Title: "Visual Vehicle Tracking Using Direction-based Particle Filter with Online Threshold Adaptation"
         

DOI: 10.15224/978-1-63248-113-9-09
Page(s): 41 - 45
Authors: BURAK MERDENYAN, MUSTAFA EREN YILDIRIM, YUCEL BATU SALMAN

Abstract

In various applications of computer vision, nonlinearity and non-Gaussianity must be considered to have an accurate and realistic modeling. In this sense, particle filter is preferred for tracking. In this paper, a modified particle filter which takes the direction of the vehicle into account and distributes the particles according an automatic thresholding scheme is used. After obtaining the vehicle direction, particles are weighted according to their angular similarities to the vehicle. Particles having angular distance greater than a threshold are eliminated. Thus, the remained particles that are moving in same or similar direction with vehicle, increase their own probability of likelihood.
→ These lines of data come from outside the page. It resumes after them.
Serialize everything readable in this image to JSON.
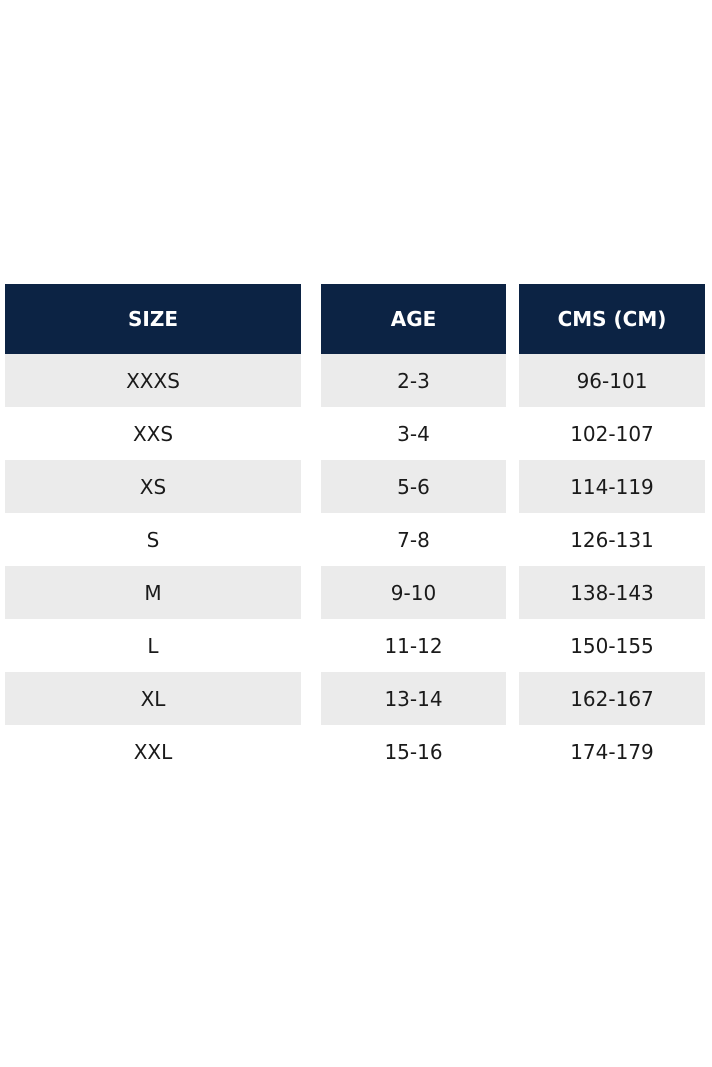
{
  "table": {
    "header": [
      "SIZE",
      "AGE",
      "CMS (CM)"
    ],
    "rows": [
      [
        "XXXS",
        "2-3",
        "96-101"
      ],
      [
        "XXS",
        "3-4",
        "102-107"
      ],
      [
        "XS",
        "5-6",
        "114-119"
      ],
      [
        "S",
        "7-8",
        "126-131"
      ],
      [
        "M",
        "9-10",
        "138-143"
      ],
      [
        "L",
        "11-12",
        "150-155"
      ],
      [
        "XL",
        "13-14",
        "162-167"
      ],
      [
        "XXL",
        "15-16",
        "174-179"
      ]
    ]
  }
}
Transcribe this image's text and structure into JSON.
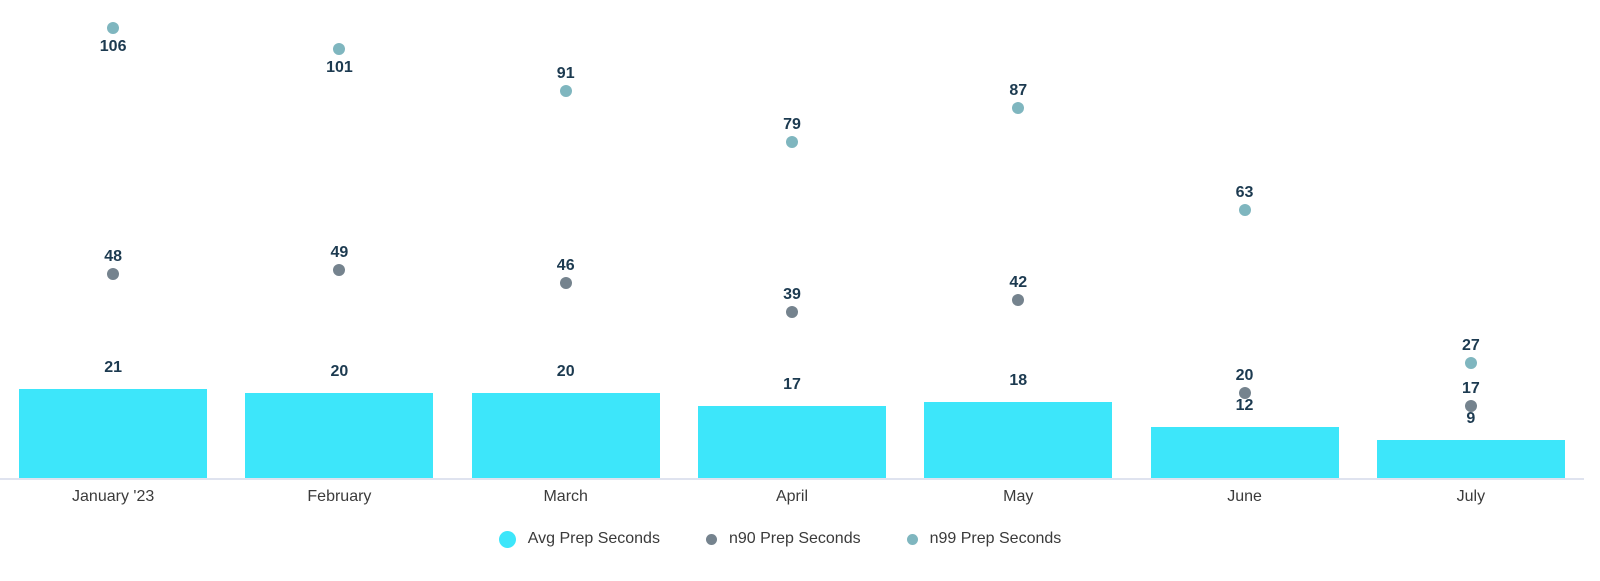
{
  "chart_data": {
    "type": "bar",
    "title": "",
    "categories": [
      "January '23",
      "February",
      "March",
      "April",
      "May",
      "June",
      "July"
    ],
    "series": [
      {
        "name": "Avg Prep Seconds",
        "type": "bar",
        "color": "#3DE6FA",
        "values": [
          21,
          20,
          20,
          17,
          18,
          12,
          9
        ]
      },
      {
        "name": "n90 Prep Seconds",
        "type": "scatter",
        "color": "#75838E",
        "values": [
          48,
          49,
          46,
          39,
          42,
          20,
          17
        ]
      },
      {
        "name": "n99 Prep Seconds",
        "type": "scatter",
        "color": "#7FB6BF",
        "values": [
          106,
          101,
          91,
          79,
          87,
          63,
          27
        ]
      }
    ],
    "xlabel": "",
    "ylabel": "",
    "ylim": [
      0,
      112
    ],
    "grid": false,
    "value_labels": true,
    "legend_position": "bottom",
    "colors": {
      "value_label": "#1C3A50",
      "axis_label": "#3B3B3B",
      "legend_label": "#3A3A3A",
      "baseline": "#DFE3EF",
      "background": "#FFFFFF"
    }
  }
}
This threshold is decided online while the algorithm runs. Depending on the number of particles used, this scheme increases or decreases the threshold. This scheme prevents the system from failures due to insufficient number of particles and also from using excessive number of particles. Proposed algorithm is compared with condensation algorithm and Camshift algorithm. According to the results, proposed algorithm surpasses the other algorithms in terms of tracking period and precision.